As Title IX lawyers, we get calls every day from scared parents telling us that their child has been accused of misconduct while away at school or in need of filing a charge against another student at college for a serious policy violation. Often, it’s: My son was accused of a Title IX violation. What should I do? But whether accused of or involved in a Title IX sexual assault case, a hazing allegation or academic misconduct matter, parents tell us how scared they are for their student’s future.
We know that parents always assume the worst: my child will not graduate from college, their reputation is forever marred and the worst: Could my student get charged with a crime? Please know that we address these fears every day, and that when you call us, you are not the first to cry to us or even to let your fears run wild to assume the worst possible ending. It’s normal; there is nothing more important to a parent than the health, safety and future of their child.
We have written many articles on how students should respond to allegations of college misconduct. These posts address the nuts and bolts of handling a charge or preparing a defense to allegations. This letter is different. We are writing to parents on a topic that has long been overdue and overlooked. This letter addresses how to handle the first 24 hours after your student calls you and tells you that they need to file a Title IX complaint or have been accused of some sort of misconduct allegation.
Here are five immediate concerns and words for advice for parents of students facing Title IX accusations:
1. Should you go to your student or have your student come home?
Your child will be terrified. As scared as parents might be, it pales in comparison to how the student feels during this time. Many students, no matter how confident, smart and resilient, fall apart during a disciplinary process. Your first decision must include just being physically present if possible- at least in the beginning of the case.
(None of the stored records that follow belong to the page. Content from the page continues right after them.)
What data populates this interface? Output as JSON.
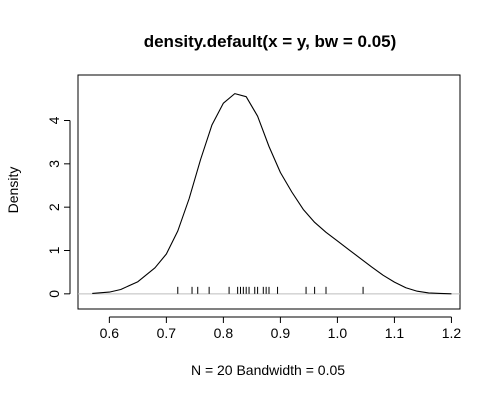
{
  "chart_data": {
    "type": "line",
    "title": "density.default(x = y, bw = 0.05)",
    "xlabel": "N = 20   Bandwidth = 0.05",
    "ylabel": "Density",
    "xlim": [
      0.545,
      1.215
    ],
    "ylim": [
      -0.35,
      5.05
    ],
    "x_ticks": [
      "0.6",
      "0.7",
      "0.8",
      "0.9",
      "1.0",
      "1.1",
      "1.2"
    ],
    "x_tick_values": [
      0.6,
      0.7,
      0.8,
      0.9,
      1.0,
      1.1,
      1.2
    ],
    "y_ticks": [
      "0",
      "1",
      "2",
      "3",
      "4"
    ],
    "y_tick_values": [
      0,
      1,
      2,
      3,
      4
    ],
    "baseline": 0,
    "grid": false,
    "series": [
      {
        "name": "",
        "x": [
          0.57,
          0.6,
          0.62,
          0.65,
          0.68,
          0.7,
          0.72,
          0.74,
          0.76,
          0.78,
          0.8,
          0.82,
          0.84,
          0.86,
          0.88,
          0.9,
          0.92,
          0.94,
          0.96,
          0.98,
          1.0,
          1.02,
          1.04,
          1.06,
          1.08,
          1.1,
          1.12,
          1.14,
          1.16,
          1.18,
          1.2
        ],
        "y": [
          0.01,
          0.04,
          0.1,
          0.28,
          0.6,
          0.92,
          1.45,
          2.2,
          3.1,
          3.9,
          4.4,
          4.62,
          4.55,
          4.1,
          3.4,
          2.8,
          2.35,
          1.95,
          1.65,
          1.42,
          1.22,
          1.02,
          0.82,
          0.62,
          0.43,
          0.27,
          0.14,
          0.06,
          0.02,
          0.01,
          0.0
        ]
      }
    ],
    "rug": [
      0.72,
      0.745,
      0.755,
      0.775,
      0.81,
      0.825,
      0.83,
      0.835,
      0.84,
      0.845,
      0.855,
      0.86,
      0.87,
      0.875,
      0.88,
      0.895,
      0.945,
      0.96,
      0.98,
      1.045
    ],
    "colors": {
      "line": "#000000",
      "baseline": "#bebebe",
      "rug": "#000000"
    }
  }
}
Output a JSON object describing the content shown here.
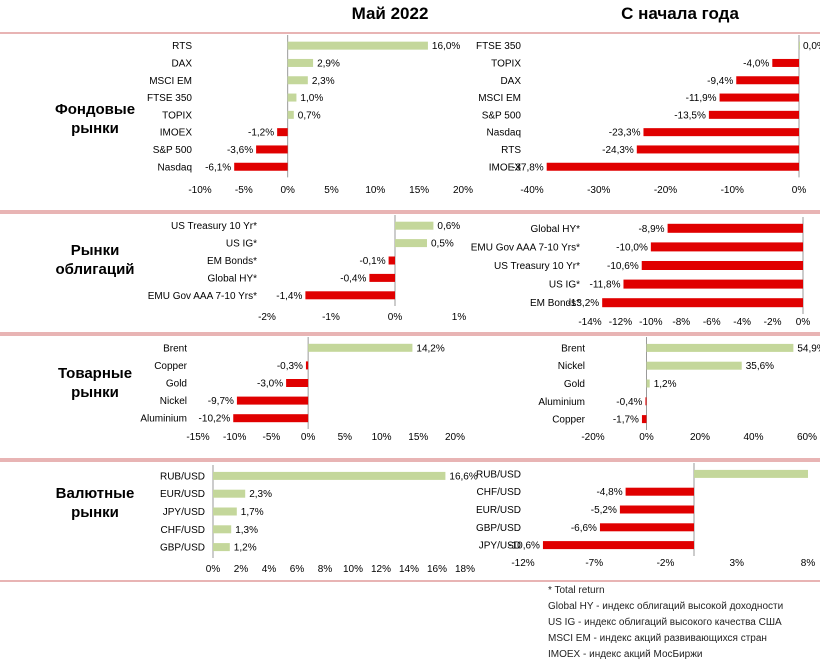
{
  "titles": {
    "left": "Май 2022",
    "right": "С начала года"
  },
  "section_labels": [
    "Фондовые рынки",
    "Рынки облигаций",
    "Товарные рынки",
    "Валютные рынки"
  ],
  "footnotes": [
    "* Total return",
    "Global HY - индекс облигаций высокой доходности",
    "US IG - индекс облигаций высокого качества США",
    "MSCI EM - индекс акций развивающихся стран",
    "IMOEX - индекс акций МосБиржи"
  ],
  "colors": {
    "positive": "#c4d79b",
    "negative": "#e00000",
    "band_border": "#e8b4b4"
  },
  "chart_data": [
    {
      "id": "equity-may",
      "type": "bar",
      "orientation": "horizontal",
      "categories": [
        "RTS",
        "DAX",
        "MSCI EM",
        "FTSE 350",
        "TOPIX",
        "IMOEX",
        "S&P 500",
        "Nasdaq"
      ],
      "values": [
        16.0,
        2.9,
        2.3,
        1.0,
        0.7,
        -1.2,
        -3.6,
        -6.1
      ],
      "labels": [
        "16,0%",
        "2,9%",
        "2,3%",
        "1,0%",
        "0,7%",
        "-1,2%",
        "-3,6%",
        "-6,1%"
      ],
      "xlim": [
        -10,
        20
      ],
      "ticks": [
        -10,
        -5,
        0,
        5,
        10,
        15,
        20
      ],
      "tick_labels": [
        "-10%",
        "-5%",
        "0%",
        "5%",
        "10%",
        "15%",
        "20%"
      ]
    },
    {
      "id": "equity-ytd",
      "type": "bar",
      "orientation": "horizontal",
      "categories": [
        "FTSE 350",
        "TOPIX",
        "DAX",
        "MSCI EM",
        "S&P 500",
        "Nasdaq",
        "RTS",
        "IMOEX"
      ],
      "values": [
        0.0,
        -4.0,
        -9.4,
        -11.9,
        -13.5,
        -23.3,
        -24.3,
        -37.8
      ],
      "labels": [
        "0,0%",
        "-4,0%",
        "-9,4%",
        "-11,9%",
        "-13,5%",
        "-23,3%",
        "-24,3%",
        "-37,8%"
      ],
      "xlim": [
        -40,
        0
      ],
      "ticks": [
        -40,
        -30,
        -20,
        -10,
        0
      ],
      "tick_labels": [
        "-40%",
        "-30%",
        "-20%",
        "-10%",
        "0%"
      ]
    },
    {
      "id": "bonds-may",
      "type": "bar",
      "orientation": "horizontal",
      "categories": [
        "US Treasury 10 Yr*",
        "US IG*",
        "EM Bonds*",
        "Global HY*",
        "EMU Gov AAA 7-10 Yrs*"
      ],
      "values": [
        0.6,
        0.5,
        -0.1,
        -0.4,
        -1.4
      ],
      "labels": [
        "0,6%",
        "0,5%",
        "-0,1%",
        "-0,4%",
        "-1,4%"
      ],
      "xlim": [
        -2,
        1
      ],
      "ticks": [
        -2,
        -1,
        0,
        1
      ],
      "tick_labels": [
        "-2%",
        "-1%",
        "0%",
        "1%"
      ]
    },
    {
      "id": "bonds-ytd",
      "type": "bar",
      "orientation": "horizontal",
      "categories": [
        "Global HY*",
        "EMU Gov AAA 7-10 Yrs*",
        "US Treasury 10 Yr*",
        "US IG*",
        "EM Bonds*"
      ],
      "values": [
        -8.9,
        -10.0,
        -10.6,
        -11.8,
        -13.2
      ],
      "labels": [
        "-8,9%",
        "-10,0%",
        "-10,6%",
        "-11,8%",
        "-13,2%"
      ],
      "xlim": [
        -14,
        0
      ],
      "ticks": [
        -14,
        -12,
        -10,
        -8,
        -6,
        -4,
        -2,
        0
      ],
      "tick_labels": [
        "-14%",
        "-12%",
        "-10%",
        "-8%",
        "-6%",
        "-4%",
        "-2%",
        "0%"
      ]
    },
    {
      "id": "commodities-may",
      "type": "bar",
      "orientation": "horizontal",
      "categories": [
        "Brent",
        "Copper",
        "Gold",
        "Nickel",
        "Aluminium"
      ],
      "values": [
        14.2,
        -0.3,
        -3.0,
        -9.7,
        -10.2
      ],
      "labels": [
        "14,2%",
        "-0,3%",
        "-3,0%",
        "-9,7%",
        "-10,2%"
      ],
      "xlim": [
        -15,
        20
      ],
      "ticks": [
        -15,
        -10,
        -5,
        0,
        5,
        10,
        15,
        20
      ],
      "tick_labels": [
        "-15%",
        "-10%",
        "-5%",
        "0%",
        "5%",
        "10%",
        "15%",
        "20%"
      ]
    },
    {
      "id": "commodities-ytd",
      "type": "bar",
      "orientation": "horizontal",
      "categories": [
        "Brent",
        "Nickel",
        "Gold",
        "Aluminium",
        "Copper"
      ],
      "values": [
        54.9,
        35.6,
        1.2,
        -0.4,
        -1.7
      ],
      "labels": [
        "54,9%",
        "35,6%",
        "1,2%",
        "-0,4%",
        "-1,7%"
      ],
      "xlim": [
        -20,
        60
      ],
      "ticks": [
        -20,
        0,
        20,
        40,
        60
      ],
      "tick_labels": [
        "-20%",
        "0%",
        "20%",
        "40%",
        "60%"
      ]
    },
    {
      "id": "fx-may",
      "type": "bar",
      "orientation": "horizontal",
      "categories": [
        "RUB/USD",
        "EUR/USD",
        "JPY/USD",
        "CHF/USD",
        "GBP/USD"
      ],
      "values": [
        16.6,
        2.3,
        1.7,
        1.3,
        1.2
      ],
      "labels": [
        "16,6%",
        "2,3%",
        "1,7%",
        "1,3%",
        "1,2%"
      ],
      "xlim": [
        0,
        18
      ],
      "ticks": [
        0,
        2,
        4,
        6,
        8,
        10,
        12,
        14,
        16,
        18
      ],
      "tick_labels": [
        "0%",
        "2%",
        "4%",
        "6%",
        "8%",
        "10%",
        "12%",
        "14%",
        "16%",
        "18%"
      ]
    },
    {
      "id": "fx-ytd",
      "type": "bar",
      "orientation": "horizontal",
      "categories": [
        "RUB/USD",
        "CHF/USD",
        "EUR/USD",
        "GBP/USD",
        "JPY/USD"
      ],
      "values": [
        8.0,
        -4.8,
        -5.2,
        -6.6,
        -10.6
      ],
      "labels": [
        "",
        "-4,8%",
        "-5,2%",
        "-6,6%",
        "-10,6%"
      ],
      "xlim": [
        -12,
        8
      ],
      "ticks": [
        -12,
        -7,
        -2,
        3,
        8
      ],
      "tick_labels": [
        "-12%",
        "-7%",
        "-2%",
        "3%",
        "8%"
      ]
    }
  ]
}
While cases can last several months, we find that students do best if there is immediate parental contact right after the charge.
2. Does your child now need therapy after a Title IX allegation?
If your child sees a therapist, contact that counselor immediately and arrange for a counselling session. Likewise, put on your own oxygen mask, and talk to your own therapist for support. You need to be in a good place to be of value during this time.
3. How soon should you contact a Title IX attorney?
Start looking for a student advisor to step into the process as quickly as possible. If you have a family or business attorney, ask for a professional referral for an attorney who represents students involved with misconduct allegations. We don’t recommend asking friends for a referral because it is unwise to disclose any details about the matter with those who have no attorney client privilege. You want to keep this matter close to the vest, as the less talk in a community the better it will be in the end for you student. Feel free to search on the computer for an attorney, but read the website’s content and make sure that the attorneys have experience in student defense.
4. Be careful in questioning your student.
If a matter has the potential for criminal charges, remember that there is no parent-child privilege. While we don’t often see parents called as witnesses, err on the side of caution. For those cases that are purely under the jurisdiction of the university, like cheating matters, we understand that you will want to ask your student what happened. As parents paying tuition, you are entitled to some explanation and we find that most students want to talk to their parents for support. Just remember that your student is fragile and might fall apart if overwhelmed or barraged with too many questions too soon after an event. We tell parents that they know their child best but that sometimes, students need to conserve their energy to speak with their student advisor or lawyer. Also, don’t question your student if he or she has not slept, eaten a meal or has a lot of coursework to complete. We find that student fall apart when trying to juggle academic demands with the pressure of a conduct matter.
5. Know when to step back.
Once a lawyer or advisor is selected, know when to step back and allow the professional to handle the case. Be supportive. Be involved. But, know when to allow those who are trained to handle these matters drive strategy. We want parents to be loving parents and leave the legal work to the engaged professional.
You are your student’s best ally. Take a deep breath. Be as strong as possible, and know that we have seen the before, middle and happily ever after of too many cases already to count. You will get through these challenging times.